16.2 Personnalités schizotypique et schizoïde
Introduction – Historique
Dès la description clinique de la démence précoce puis du groupe des schizophrénies, certains auteurs avaient rapporté l’existence de formes cliniques partielles, ou atténuées, de la maladie, en particulier chez des apparentés de patients schizophrènes. Ces formes cliniques avaient été qualifiées, entre autres, de schizophrénie latente (E. Bleuler 1911), de schizophrénie ambulatoire (F. Zilboorg, 1941) et de schizophrénie pseudonévrotique (C.H. Hoch et P. Polatin, 1949). Parallèlement à ces travaux, E. Kretschmer avait lui décrit le tempérament schizoïde (1925) qu’il avait également observé chez un grand nombre d’apparentés de patients schizophrènes. Mais ce n’est qu’au début des années 1950 que le concept de schizotypie en tant que tel est apparu, défini initialement par Sandor Rado [16] comme l’expression phénotypique d’une vulnérabilité à la schizophrénie ou schizotype (abréviation de schizophrenic phenotype). Cet auteur avait alors tenté de conceptualiser l’hypothèse selon laquelle la survenue d’une schizophrénie résulterait d’interactions entre l’environnement et une prédisposition génétique. Dans ce modèle, un schizotype bien compensé équivaudrait à une personnalité schizoïde stable, alors qu’un schizotype mal compensé développerait des comportements bizarres surajoutés à une tendance au retrait social, ce qui évoque la description de la personnalité schizotypique des classifications diagnostiques actuelles. Ce concept a, par la suite, été précisé par P. Meehl [14] dans son modèle de vulnérabilité à la schizophrénie dit modèle de schizotaxie-schizotypie. Pour cet auteur, le « génotype schizophrénique » serait responsable d’une altération neurophysiologique qualifiée de défaut d’intégration neuronale ou schizotaxie. Chez certains individus schizotaxiques, une organisation de la personnalité de type schizotype, voire une schizophrénie patente, pourraient apparaître sous l’influence des événements de vie. Dans ce modèle, la schizotaxie serait alors la prédisposition neurophysiologique à la schizotypie et à la schizophrénie ; la schizotypie, quant à elle, serait plutôt la prédisposition à la schizophrénie au niveau de l’organisation de la personnalité.

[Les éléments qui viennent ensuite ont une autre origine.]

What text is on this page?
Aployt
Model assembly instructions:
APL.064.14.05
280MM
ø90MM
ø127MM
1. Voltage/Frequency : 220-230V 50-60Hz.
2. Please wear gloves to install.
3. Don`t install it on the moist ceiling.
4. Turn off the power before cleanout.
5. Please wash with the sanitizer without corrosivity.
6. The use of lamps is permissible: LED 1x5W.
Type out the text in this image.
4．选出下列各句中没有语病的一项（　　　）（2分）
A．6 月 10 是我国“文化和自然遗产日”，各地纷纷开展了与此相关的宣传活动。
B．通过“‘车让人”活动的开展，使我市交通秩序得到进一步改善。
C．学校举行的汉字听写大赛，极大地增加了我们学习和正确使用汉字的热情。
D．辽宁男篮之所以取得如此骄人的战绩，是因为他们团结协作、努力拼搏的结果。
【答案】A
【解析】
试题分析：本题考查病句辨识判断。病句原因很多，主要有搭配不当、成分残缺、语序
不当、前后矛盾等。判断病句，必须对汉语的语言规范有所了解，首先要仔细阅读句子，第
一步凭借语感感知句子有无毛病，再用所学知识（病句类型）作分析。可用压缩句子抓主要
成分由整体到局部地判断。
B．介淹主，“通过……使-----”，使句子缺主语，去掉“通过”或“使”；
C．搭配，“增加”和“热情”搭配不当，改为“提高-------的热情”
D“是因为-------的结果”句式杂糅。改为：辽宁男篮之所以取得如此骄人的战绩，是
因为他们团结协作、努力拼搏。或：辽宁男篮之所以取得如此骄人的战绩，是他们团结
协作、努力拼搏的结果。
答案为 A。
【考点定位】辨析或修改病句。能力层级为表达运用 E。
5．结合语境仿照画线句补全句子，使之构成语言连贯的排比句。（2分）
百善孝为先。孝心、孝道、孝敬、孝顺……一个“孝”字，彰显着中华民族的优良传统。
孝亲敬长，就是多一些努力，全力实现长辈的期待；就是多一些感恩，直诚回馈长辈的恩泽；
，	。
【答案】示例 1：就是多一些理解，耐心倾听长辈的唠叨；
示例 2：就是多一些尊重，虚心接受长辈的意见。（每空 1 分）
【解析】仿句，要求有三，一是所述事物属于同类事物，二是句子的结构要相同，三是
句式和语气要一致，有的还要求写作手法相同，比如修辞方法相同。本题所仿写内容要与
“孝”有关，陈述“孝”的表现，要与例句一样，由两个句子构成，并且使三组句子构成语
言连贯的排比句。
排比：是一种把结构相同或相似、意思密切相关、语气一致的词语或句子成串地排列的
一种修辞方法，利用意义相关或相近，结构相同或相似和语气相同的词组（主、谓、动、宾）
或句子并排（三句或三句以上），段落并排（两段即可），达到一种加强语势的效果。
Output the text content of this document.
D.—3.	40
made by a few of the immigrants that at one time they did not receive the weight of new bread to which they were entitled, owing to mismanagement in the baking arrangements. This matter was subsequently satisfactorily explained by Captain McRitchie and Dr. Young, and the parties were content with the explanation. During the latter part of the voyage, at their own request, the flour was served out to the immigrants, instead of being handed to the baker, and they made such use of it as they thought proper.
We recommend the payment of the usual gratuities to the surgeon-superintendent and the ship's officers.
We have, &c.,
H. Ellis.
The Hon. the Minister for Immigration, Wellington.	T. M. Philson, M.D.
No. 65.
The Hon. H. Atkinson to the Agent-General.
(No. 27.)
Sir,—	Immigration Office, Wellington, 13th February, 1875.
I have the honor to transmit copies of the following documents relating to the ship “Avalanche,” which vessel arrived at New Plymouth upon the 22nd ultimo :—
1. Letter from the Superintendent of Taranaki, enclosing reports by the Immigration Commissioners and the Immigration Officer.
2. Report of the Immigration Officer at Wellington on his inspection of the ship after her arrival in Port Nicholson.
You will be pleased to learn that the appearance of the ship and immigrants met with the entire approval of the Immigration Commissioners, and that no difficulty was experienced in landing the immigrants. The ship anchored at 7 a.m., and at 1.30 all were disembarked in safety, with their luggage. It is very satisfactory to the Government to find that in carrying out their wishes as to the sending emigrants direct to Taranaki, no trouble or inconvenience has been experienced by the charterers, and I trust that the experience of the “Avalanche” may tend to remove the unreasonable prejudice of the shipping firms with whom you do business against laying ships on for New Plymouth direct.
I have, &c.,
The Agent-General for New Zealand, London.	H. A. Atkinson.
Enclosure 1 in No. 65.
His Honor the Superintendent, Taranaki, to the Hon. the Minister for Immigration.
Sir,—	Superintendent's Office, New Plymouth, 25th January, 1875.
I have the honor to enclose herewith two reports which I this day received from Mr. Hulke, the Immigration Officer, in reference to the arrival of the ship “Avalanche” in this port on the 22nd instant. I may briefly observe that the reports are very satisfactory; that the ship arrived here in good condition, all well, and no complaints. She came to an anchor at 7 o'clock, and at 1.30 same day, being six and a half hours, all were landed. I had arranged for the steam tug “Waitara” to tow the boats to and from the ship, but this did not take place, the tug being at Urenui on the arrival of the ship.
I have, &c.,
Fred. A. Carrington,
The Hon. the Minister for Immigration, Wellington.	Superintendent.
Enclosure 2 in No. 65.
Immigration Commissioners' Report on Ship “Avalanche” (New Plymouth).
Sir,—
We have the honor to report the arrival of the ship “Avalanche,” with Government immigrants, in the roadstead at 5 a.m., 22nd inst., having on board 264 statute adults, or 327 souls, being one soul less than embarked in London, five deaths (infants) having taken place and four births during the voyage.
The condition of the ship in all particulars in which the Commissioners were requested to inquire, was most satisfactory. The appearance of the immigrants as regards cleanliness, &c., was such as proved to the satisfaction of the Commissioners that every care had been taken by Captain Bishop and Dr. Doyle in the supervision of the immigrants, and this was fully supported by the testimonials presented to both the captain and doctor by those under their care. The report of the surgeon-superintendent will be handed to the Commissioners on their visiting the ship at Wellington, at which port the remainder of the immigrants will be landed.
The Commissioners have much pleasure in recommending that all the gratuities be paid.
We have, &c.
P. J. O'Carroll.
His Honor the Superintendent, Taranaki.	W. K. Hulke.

Ces constructions théoriques, reposant sur des observations cliniques empiriques, ont finalement trouvé un début de validation à la fin des années 1960 grâce aux études épidémiologiques familiales, dont celles d’adoptions danoises de S.S. Kety et al. [9]. Ces travaux ont en effet mis en évidence une forte agrégation de certains troubles de la personnalité dans les familles de patients schizophrènes (personnalités schizotypique, schizoïde et paranoïaque), troubles qui ont alors été regroupés parmi les affections dites du spectre de la schizophrénie. Ces mêmes études ont permis l’établissement de critères diagnostiques opérationnels du trouble de personnalité schizotypique qui est ainsi apparu dans la classification DSM-III (APA, 1980), le trouble de personnalité schizoïde figurant déjà quant à lui dans les versions antérieures de cette classification.
Clinique
Les troubles de la personnalité admis comme entités du spectre de la schizophrénie varient en fonction des auteurs. Le plus souvent sont toutefois retenus les troubles de la personnalité qui sont regroupés au sein du cluster A (bizarre, excentrique) de l’axe II de la classification DSM-IV (APA, 1994). Ces troubles de la personnalité sont tous caractérisés par un certain degré de détachement social et de comportement bizarre. Parmi eux, la personnalité schizotypique s’affirme de plus en plus comme la catégorie diagnostique la plus « génétiquement » liée à la schizophrénie [5].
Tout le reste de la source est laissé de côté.